Suicide is probably good for the bacteria population, on the whole, in challenging conditions. Since gene sharing within a bacteria population is at its maximum, evolutionists have no problem explaining such altruism as a result of kin selection (see Altruism). Such a facile response, however, misses the profound problem of how such a design could arise in the first place, for the mechanism is immensely complex.
In this example of bacteria suicide, the antitoxic gene normally inhibits the toxic gene from executing its mission. When the antitoxic gene is diluted then the toxic gene can perform its mission. The toxin does not, however, single-handedly destroy the cell. The toxin is an enzyme that cuts up the copies of DNA (i.e., messenger RNA, or mRNA) that are used to make other proteins. By slicing up the mRNAs, the cell no longer produces the proteins essential for normal operation. But the toxin does not cut up all mRNAs. Some mRNAs escape unscathed, and consequently a small number of proteins are produced by the cell. These include death proteins that efficiently carry out the task of disassembling the cell.

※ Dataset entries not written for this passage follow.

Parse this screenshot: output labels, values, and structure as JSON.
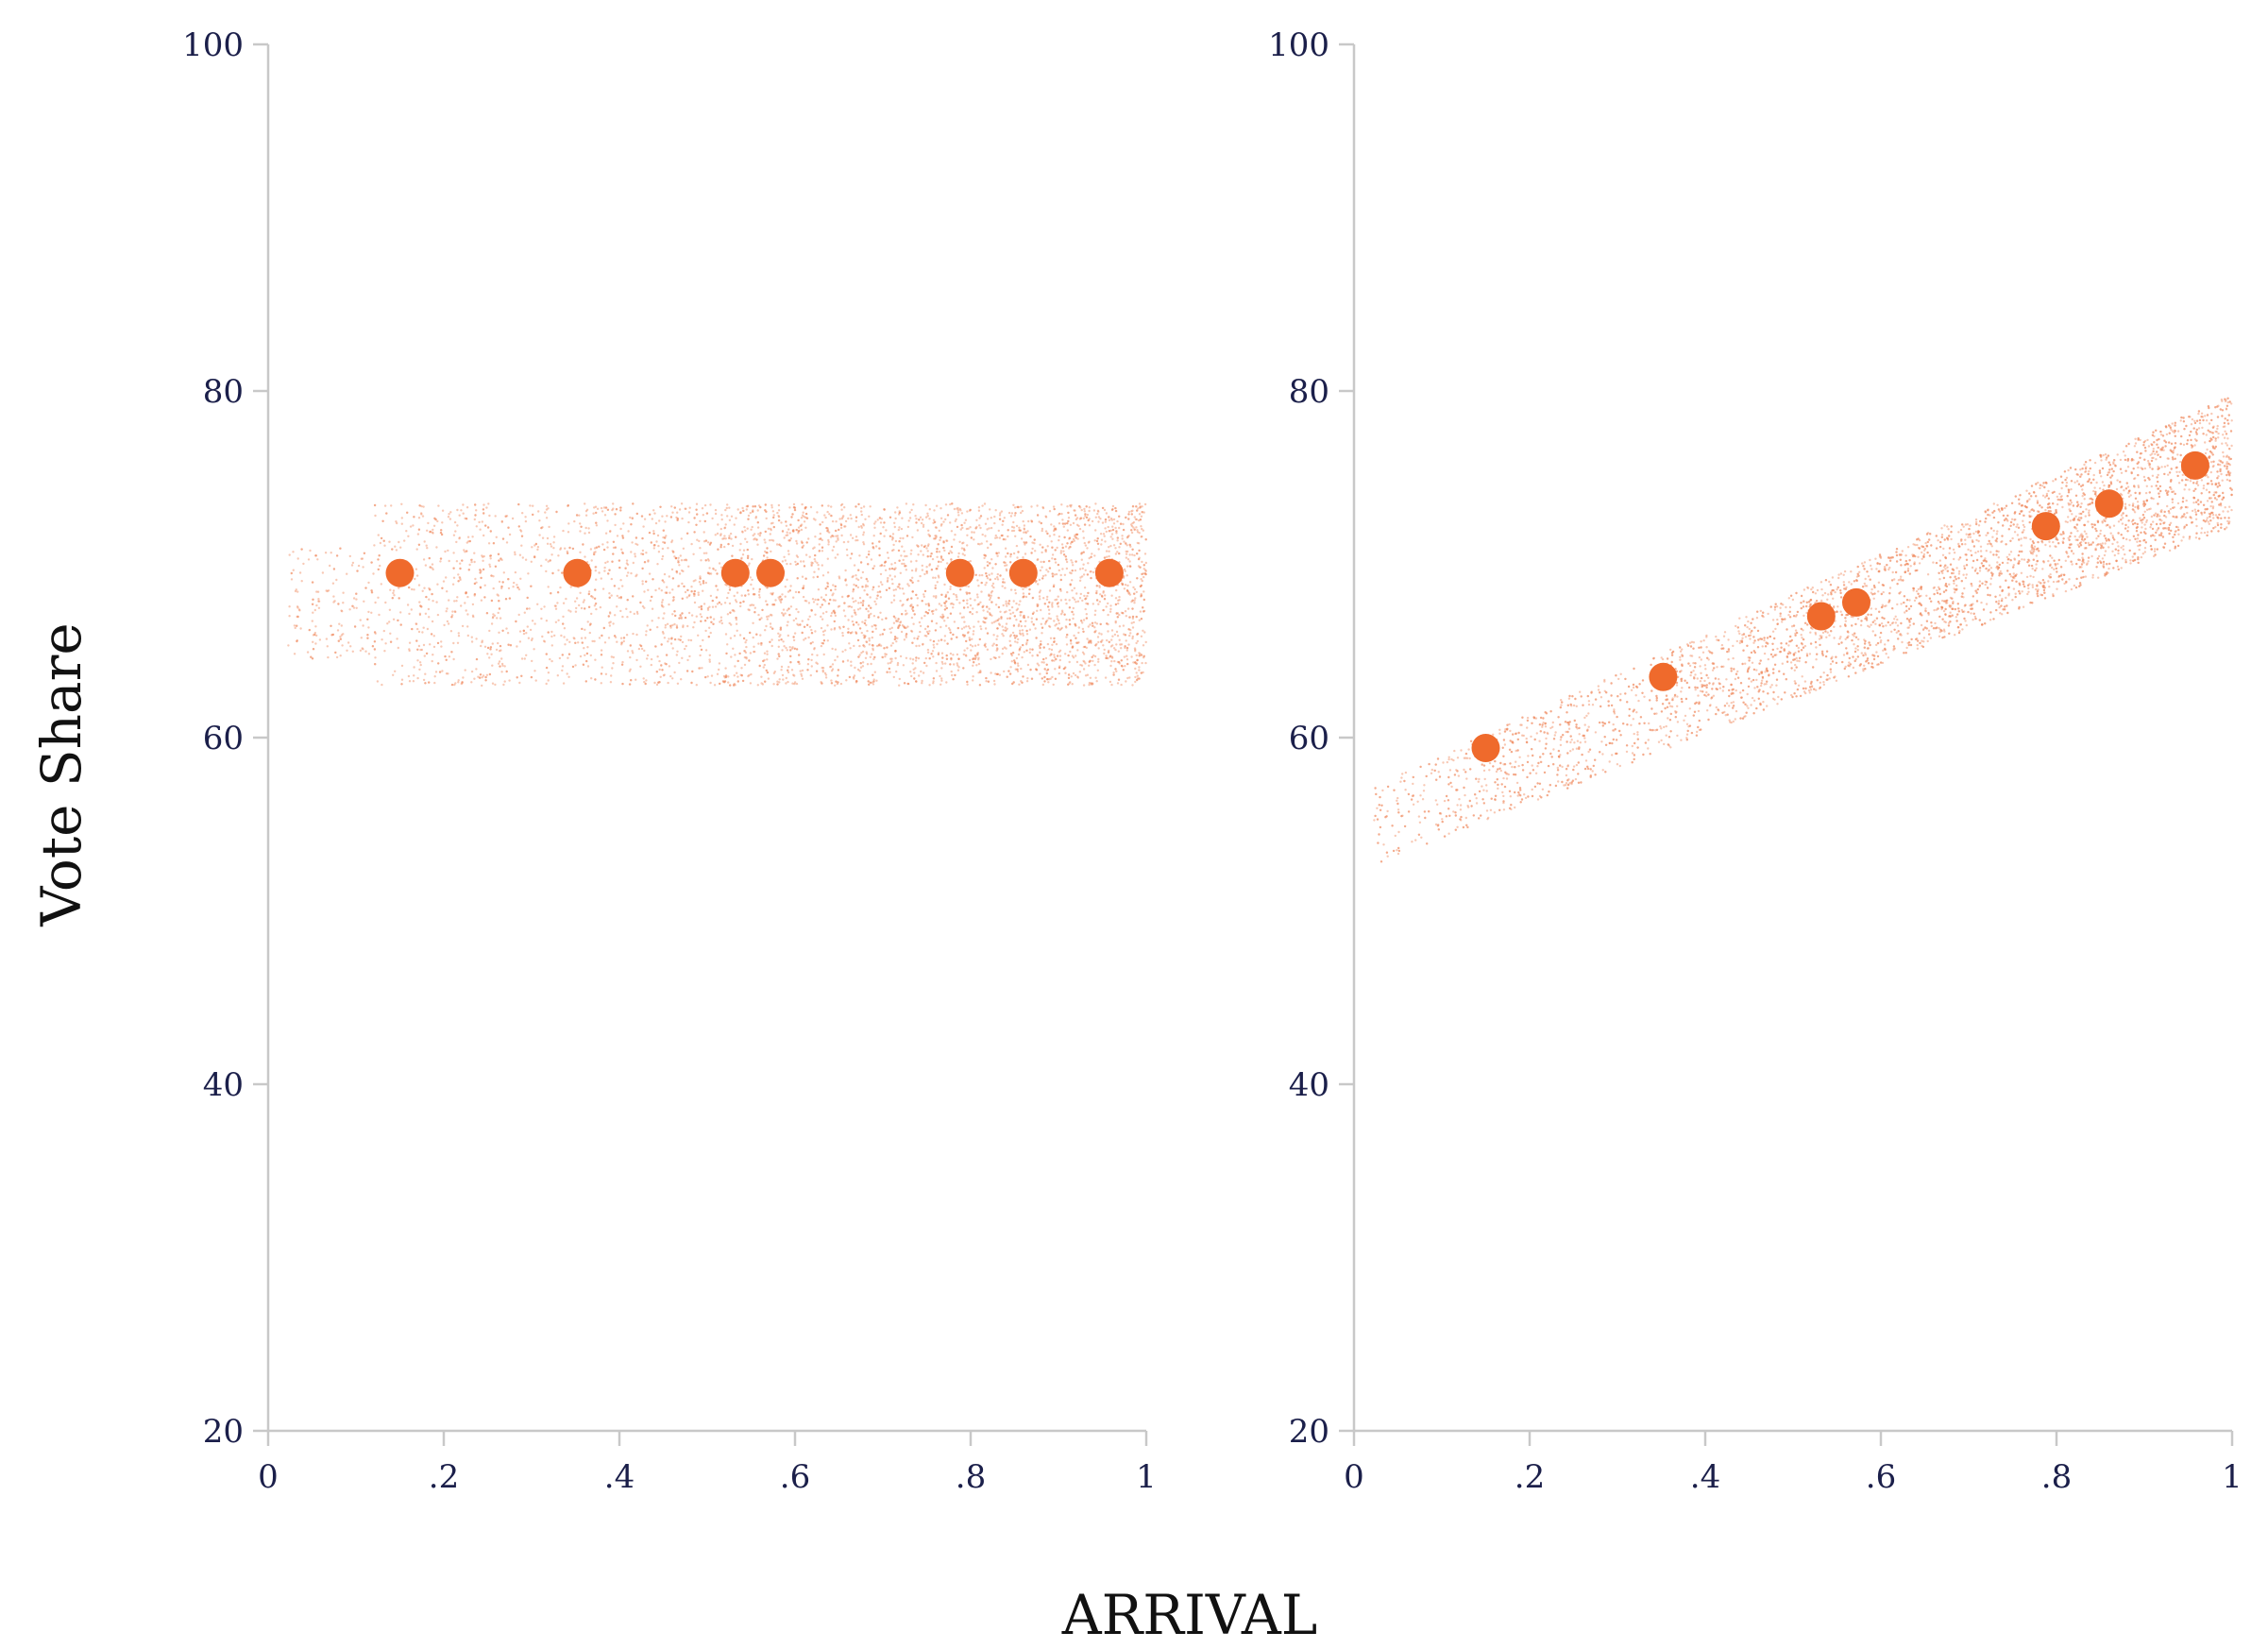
{
  "colors": {
    "accent": "#ef6a2c",
    "cloud": "#f0875a",
    "axis": "#c8c8c8",
    "tick_text": "#1b1f4a",
    "title_text": "#111111"
  },
  "chart_data": [
    {
      "type": "scatter",
      "xlabel": "ARRIVAL",
      "ylabel": "Vote Share",
      "xlim": [
        0,
        1
      ],
      "ylim": [
        20,
        100
      ],
      "x_ticks": [
        0,
        0.2,
        0.4,
        0.6,
        0.8,
        1
      ],
      "x_tick_labels": [
        "0",
        ".2",
        ".4",
        ".6",
        ".8",
        "1"
      ],
      "y_ticks": [
        20,
        40,
        60,
        80,
        100
      ],
      "y_tick_labels": [
        "20",
        "40",
        "60",
        "80",
        "100"
      ],
      "grid": false,
      "series": [
        {
          "kind": "points",
          "x": [
            0.15,
            0.352,
            0.532,
            0.572,
            0.788,
            0.86,
            0.958
          ],
          "y": [
            69.5,
            69.5,
            69.5,
            69.5,
            69.5,
            69.5,
            69.5
          ]
        },
        {
          "kind": "cloud",
          "x_range": [
            0.02,
            1.0
          ],
          "y_band": [
            63,
            73.5
          ],
          "slope": 0
        }
      ]
    },
    {
      "type": "scatter",
      "xlabel": "ARRIVAL",
      "ylabel": "Vote Share",
      "xlim": [
        0,
        1
      ],
      "ylim": [
        20,
        100
      ],
      "x_ticks": [
        0,
        0.2,
        0.4,
        0.6,
        0.8,
        1
      ],
      "x_tick_labels": [
        "0",
        ".2",
        ".4",
        ".6",
        ".8",
        "1"
      ],
      "y_ticks": [
        20,
        40,
        60,
        80,
        100
      ],
      "y_tick_labels": [
        "20",
        "40",
        "60",
        "80",
        "100"
      ],
      "grid": false,
      "series": [
        {
          "kind": "points",
          "x": [
            0.15,
            0.352,
            0.532,
            0.572,
            0.788,
            0.86,
            0.958
          ],
          "y": [
            59.4,
            63.5,
            67.0,
            67.8,
            72.2,
            73.5,
            75.7
          ]
        },
        {
          "kind": "cloud",
          "x_range": [
            0.02,
            1.0
          ],
          "y_band_center_at_x0": 54.5,
          "slope": 21.5,
          "y_half_width": 3.8
        }
      ]
    }
  ]
}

Death proteins are not the only proteins that the toxin allows to be produced. As researchers reported, the toxin “activates a complex network of proteins.” (Amitai) While some of the proteins bring death to the bacteria, others can help the cell to survive. The result is that most cells in the population are destroyed, but a fraction is spared. This of course makes sense. The suicide mechanism would not help the bacteria population if every individual was destroyed. Instead, some survive, and they can be the founders of a new population when conditions improve.

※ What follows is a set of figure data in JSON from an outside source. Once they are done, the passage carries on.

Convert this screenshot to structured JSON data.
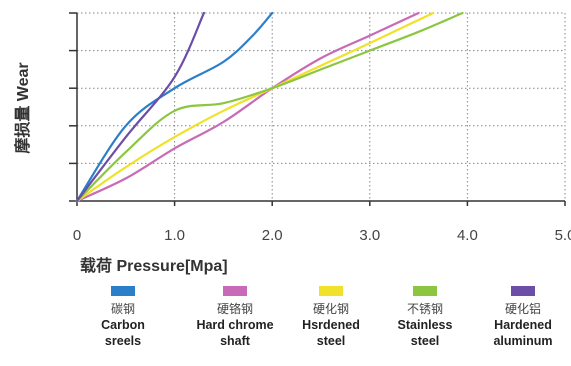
{
  "chart_data": {
    "type": "line",
    "title": "",
    "xlabel": "载荷 Pressure[Mpa]",
    "ylabel": "摩损量 Wear",
    "xlim": [
      0,
      5.0
    ],
    "ylim": [
      0,
      5
    ],
    "x_ticks": [
      "0",
      "1.0",
      "2.0",
      "3.0",
      "4.0",
      "5.0"
    ],
    "grid": true,
    "legend_position": "bottom",
    "series": [
      {
        "name": "碳钢 Carbon sreels",
        "name_cn": "碳钢",
        "name_en": [
          "Carbon",
          "sreels"
        ],
        "color": "#2b7fc9",
        "points": [
          [
            0,
            0
          ],
          [
            0.5,
            2.0
          ],
          [
            1.0,
            3.0
          ],
          [
            1.5,
            3.7
          ],
          [
            1.8,
            4.4
          ],
          [
            2.0,
            5.0
          ]
        ]
      },
      {
        "name": "硬铬钢 Hard chrome shaft",
        "name_cn": "硬铬钢",
        "name_en": [
          "Hard chrome",
          "shaft"
        ],
        "color": "#c86ab7",
        "points": [
          [
            0,
            0
          ],
          [
            0.5,
            0.6
          ],
          [
            1.0,
            1.4
          ],
          [
            1.5,
            2.1
          ],
          [
            2.0,
            3.0
          ],
          [
            2.5,
            3.8
          ],
          [
            3.0,
            4.4
          ],
          [
            3.5,
            5.0
          ]
        ]
      },
      {
        "name": "硬化钢 Hsrdened steel",
        "name_cn": "硬化钢",
        "name_en": [
          "Hsrdened",
          "steel"
        ],
        "color": "#f0e12a",
        "points": [
          [
            0,
            0
          ],
          [
            0.5,
            0.9
          ],
          [
            1.0,
            1.7
          ],
          [
            1.5,
            2.4
          ],
          [
            2.0,
            3.0
          ],
          [
            2.5,
            3.6
          ],
          [
            3.0,
            4.2
          ],
          [
            3.65,
            5.0
          ]
        ]
      },
      {
        "name": "不锈钢 Stainless steel",
        "name_cn": "不锈钢",
        "name_en": [
          "Stainless",
          "steel"
        ],
        "color": "#8cc640",
        "points": [
          [
            0,
            0
          ],
          [
            0.5,
            1.3
          ],
          [
            1.0,
            2.4
          ],
          [
            1.5,
            2.6
          ],
          [
            2.0,
            3.0
          ],
          [
            2.5,
            3.5
          ],
          [
            3.0,
            4.0
          ],
          [
            3.5,
            4.5
          ],
          [
            3.95,
            5.0
          ]
        ]
      },
      {
        "name": "硬化铝 Hardened aluminum",
        "name_cn": "硬化铝",
        "name_en": [
          "Hardened",
          "aluminum"
        ],
        "color": "#6b4ea6",
        "points": [
          [
            0,
            0
          ],
          [
            0.5,
            1.7
          ],
          [
            1.0,
            3.3
          ],
          [
            1.3,
            5.0
          ]
        ]
      }
    ]
  }
}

This suicide mechanism and “behavior” is altruistic. Some bacteria die off to save others. And the explanation that this bacteria suicide is due to kin selection adds tremendous complexity to the theory of evolution. Kin selection can select from only that which is available. This elaborate suicide mechanism must have just happened to arise from some combination of random mutations, and then remained in place until the time when it would succeed in surviving a stressful environment. The toxin and antitoxin genes with their clever functionality, the death and survival proteins, the inter cellular communications—all these were needed to be in place and to be coordinated before the kin selection could even begin to act. This is highly unlikely and adds considerable complexity to the theory.
References
Amitai, Shahar, Ilana Kolodkin-Gal, Mirit Hananya-Meltabashi, Ayelet Sacher, Hanna Engelberg-Kulka. 2009. “Escherichia coli MazF leads to the simultaneous selective synthesis of both ‘death proteins’ and ‘survival proteins’.” PLoS Genetics 5:e1000390.

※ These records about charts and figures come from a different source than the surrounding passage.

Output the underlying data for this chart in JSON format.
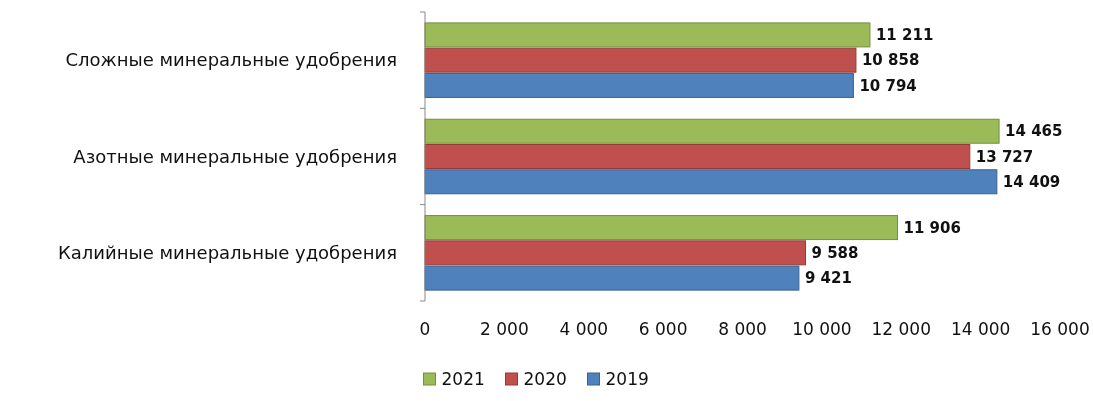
{
  "chart_data": {
    "type": "bar",
    "orientation": "horizontal",
    "categories": [
      "Сложные минеральные удобрения",
      "Азотные минеральные удобрения",
      "Калийные минеральные удобрения"
    ],
    "series": [
      {
        "name": "2021",
        "color": "#9bbb59",
        "values": [
          11211,
          14465,
          11906
        ],
        "value_labels": [
          "11 211",
          "14 465",
          "11 906"
        ]
      },
      {
        "name": "2020",
        "color": "#c0504d",
        "values": [
          10858,
          13727,
          9588
        ],
        "value_labels": [
          "10 858",
          "13 727",
          "9 588"
        ]
      },
      {
        "name": "2019",
        "color": "#4f81bd",
        "values": [
          10794,
          14409,
          9421
        ],
        "value_labels": [
          "10 794",
          "14 409",
          "9 421"
        ]
      }
    ],
    "xlim": [
      0,
      16000
    ],
    "xticks": [
      0,
      {
        "value": 2000,
        "label": "2 000"
      },
      {
        "value": 4000,
        "label": "4 000"
      },
      {
        "value": 6000,
        "label": "6 000"
      },
      {
        "value": 8000,
        "label": "8 000"
      },
      {
        "value": 10000,
        "label": "10 000"
      },
      {
        "value": 12000,
        "label": "12 000"
      },
      {
        "value": 14000,
        "label": "14 000"
      },
      {
        "value": 16000,
        "label": "16 000"
      }
    ],
    "grid": false,
    "legend": "bottom"
  }
}
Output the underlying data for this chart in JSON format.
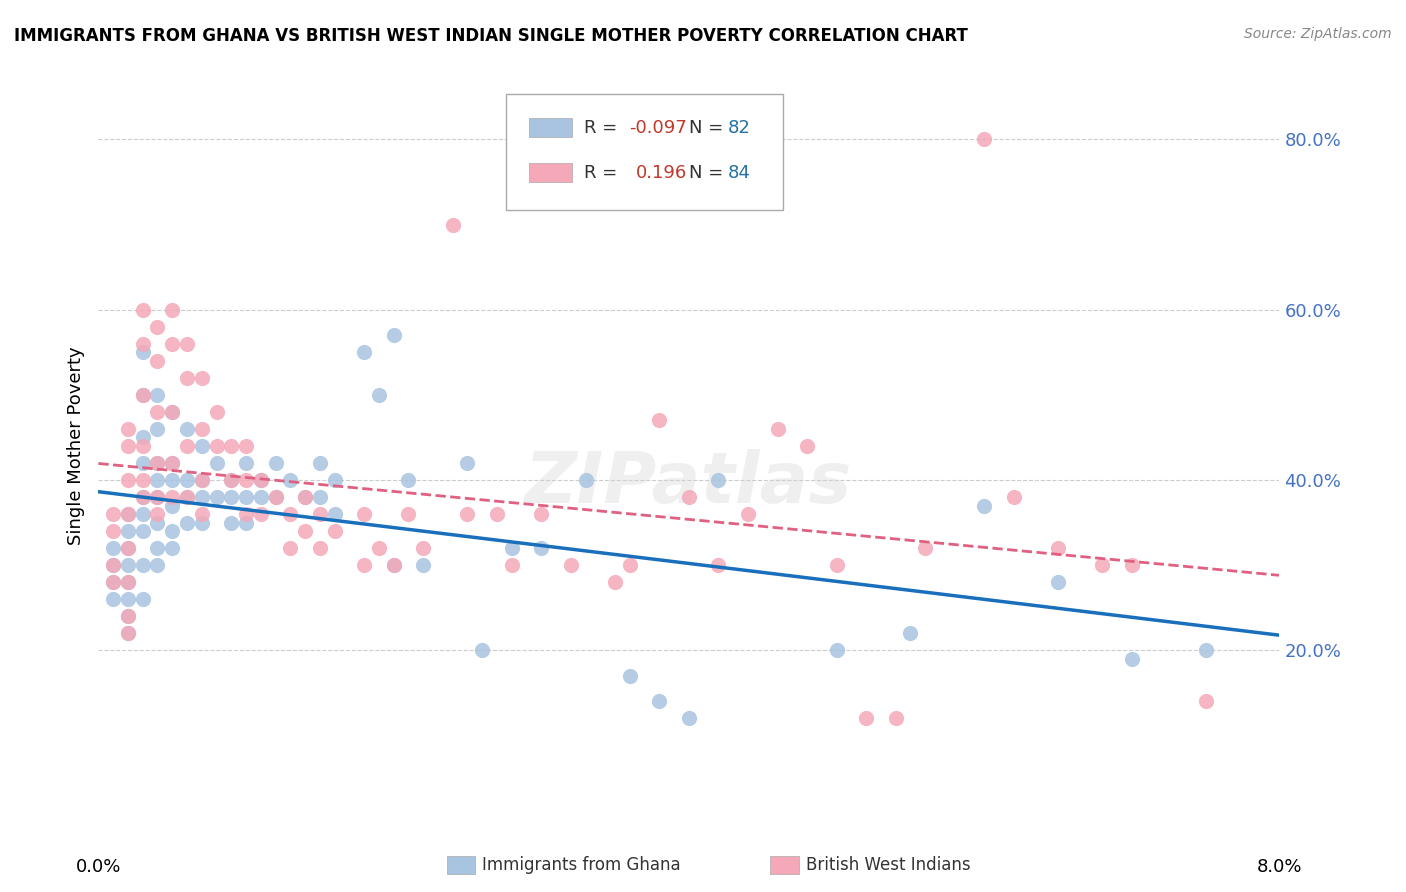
{
  "title": "IMMIGRANTS FROM GHANA VS BRITISH WEST INDIAN SINGLE MOTHER POVERTY CORRELATION CHART",
  "source": "Source: ZipAtlas.com",
  "ylabel": "Single Mother Poverty",
  "yticks": [
    0.0,
    0.2,
    0.4,
    0.6,
    0.8
  ],
  "ytick_labels": [
    "",
    "20.0%",
    "40.0%",
    "60.0%",
    "80.0%"
  ],
  "xmin": 0.0,
  "xmax": 0.08,
  "ymin": 0.0,
  "ymax": 0.88,
  "ghana_R": -0.097,
  "ghana_N": 82,
  "bwi_R": 0.196,
  "bwi_N": 84,
  "ghana_color": "#a8c4e0",
  "bwi_color": "#f4a8b8",
  "ghana_line_color": "#1a6fbd",
  "bwi_line_color": "#e06080",
  "watermark": "ZIPatlas",
  "ghana_scatter_x": [
    0.001,
    0.001,
    0.001,
    0.001,
    0.002,
    0.002,
    0.002,
    0.002,
    0.002,
    0.002,
    0.002,
    0.002,
    0.003,
    0.003,
    0.003,
    0.003,
    0.003,
    0.003,
    0.003,
    0.003,
    0.003,
    0.004,
    0.004,
    0.004,
    0.004,
    0.004,
    0.004,
    0.004,
    0.004,
    0.005,
    0.005,
    0.005,
    0.005,
    0.005,
    0.005,
    0.006,
    0.006,
    0.006,
    0.006,
    0.007,
    0.007,
    0.007,
    0.007,
    0.008,
    0.008,
    0.009,
    0.009,
    0.009,
    0.01,
    0.01,
    0.01,
    0.011,
    0.011,
    0.012,
    0.012,
    0.013,
    0.014,
    0.015,
    0.015,
    0.016,
    0.016,
    0.018,
    0.019,
    0.02,
    0.02,
    0.021,
    0.022,
    0.025,
    0.026,
    0.028,
    0.03,
    0.033,
    0.036,
    0.038,
    0.04,
    0.042,
    0.05,
    0.055,
    0.06,
    0.065,
    0.07,
    0.075
  ],
  "ghana_scatter_y": [
    0.32,
    0.3,
    0.28,
    0.26,
    0.36,
    0.34,
    0.32,
    0.3,
    0.28,
    0.26,
    0.24,
    0.22,
    0.55,
    0.5,
    0.45,
    0.42,
    0.38,
    0.36,
    0.34,
    0.3,
    0.26,
    0.5,
    0.46,
    0.42,
    0.4,
    0.38,
    0.35,
    0.32,
    0.3,
    0.48,
    0.42,
    0.4,
    0.37,
    0.34,
    0.32,
    0.46,
    0.4,
    0.38,
    0.35,
    0.44,
    0.4,
    0.38,
    0.35,
    0.42,
    0.38,
    0.4,
    0.38,
    0.35,
    0.42,
    0.38,
    0.35,
    0.4,
    0.38,
    0.42,
    0.38,
    0.4,
    0.38,
    0.42,
    0.38,
    0.4,
    0.36,
    0.55,
    0.5,
    0.57,
    0.3,
    0.4,
    0.3,
    0.42,
    0.2,
    0.32,
    0.32,
    0.4,
    0.17,
    0.14,
    0.12,
    0.4,
    0.2,
    0.22,
    0.37,
    0.28,
    0.19,
    0.2
  ],
  "bwi_scatter_x": [
    0.001,
    0.001,
    0.001,
    0.001,
    0.002,
    0.002,
    0.002,
    0.002,
    0.002,
    0.002,
    0.002,
    0.002,
    0.003,
    0.003,
    0.003,
    0.003,
    0.003,
    0.003,
    0.004,
    0.004,
    0.004,
    0.004,
    0.004,
    0.004,
    0.005,
    0.005,
    0.005,
    0.005,
    0.005,
    0.006,
    0.006,
    0.006,
    0.006,
    0.007,
    0.007,
    0.007,
    0.007,
    0.008,
    0.008,
    0.009,
    0.009,
    0.01,
    0.01,
    0.01,
    0.011,
    0.011,
    0.012,
    0.013,
    0.013,
    0.014,
    0.014,
    0.015,
    0.015,
    0.016,
    0.018,
    0.018,
    0.019,
    0.02,
    0.021,
    0.022,
    0.024,
    0.025,
    0.027,
    0.028,
    0.03,
    0.032,
    0.035,
    0.036,
    0.038,
    0.04,
    0.042,
    0.044,
    0.046,
    0.048,
    0.05,
    0.052,
    0.054,
    0.056,
    0.06,
    0.062,
    0.065,
    0.068,
    0.07,
    0.075
  ],
  "bwi_scatter_y": [
    0.36,
    0.34,
    0.3,
    0.28,
    0.46,
    0.44,
    0.4,
    0.36,
    0.32,
    0.28,
    0.24,
    0.22,
    0.6,
    0.56,
    0.5,
    0.44,
    0.4,
    0.38,
    0.58,
    0.54,
    0.48,
    0.42,
    0.38,
    0.36,
    0.6,
    0.56,
    0.48,
    0.42,
    0.38,
    0.56,
    0.52,
    0.44,
    0.38,
    0.52,
    0.46,
    0.4,
    0.36,
    0.48,
    0.44,
    0.44,
    0.4,
    0.44,
    0.4,
    0.36,
    0.4,
    0.36,
    0.38,
    0.36,
    0.32,
    0.38,
    0.34,
    0.36,
    0.32,
    0.34,
    0.36,
    0.3,
    0.32,
    0.3,
    0.36,
    0.32,
    0.7,
    0.36,
    0.36,
    0.3,
    0.36,
    0.3,
    0.28,
    0.3,
    0.47,
    0.38,
    0.3,
    0.36,
    0.46,
    0.44,
    0.3,
    0.12,
    0.12,
    0.32,
    0.8,
    0.38,
    0.32,
    0.3,
    0.3,
    0.14
  ]
}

Chaloupka, J., V. Vinter. 1996. “Programmed cell death in bacteria.” Folia Microbiologica, 41:6.
Engelberg-Kulka, Hanna, Ronen Hazan, Shahar Amitai. 2005. “mazEF: a chromosomal toxin-antitoxin module that triggers programmed cell death in bacteria.” J Cell Science 118:4327-4332.
Engelberg-Kulka, Hanna, Shahar Amitai, Ilana Kolodkin-Gal, Ronen Hazan. 2006. “Bacterial programmed cell death and multicellular behavior in bacteria,” PLoS Genetics 2:e135.
University Of Nebraska. 2007. “New Hope For Fighting Antibiotic Resistance,” ScienceDaily April 27.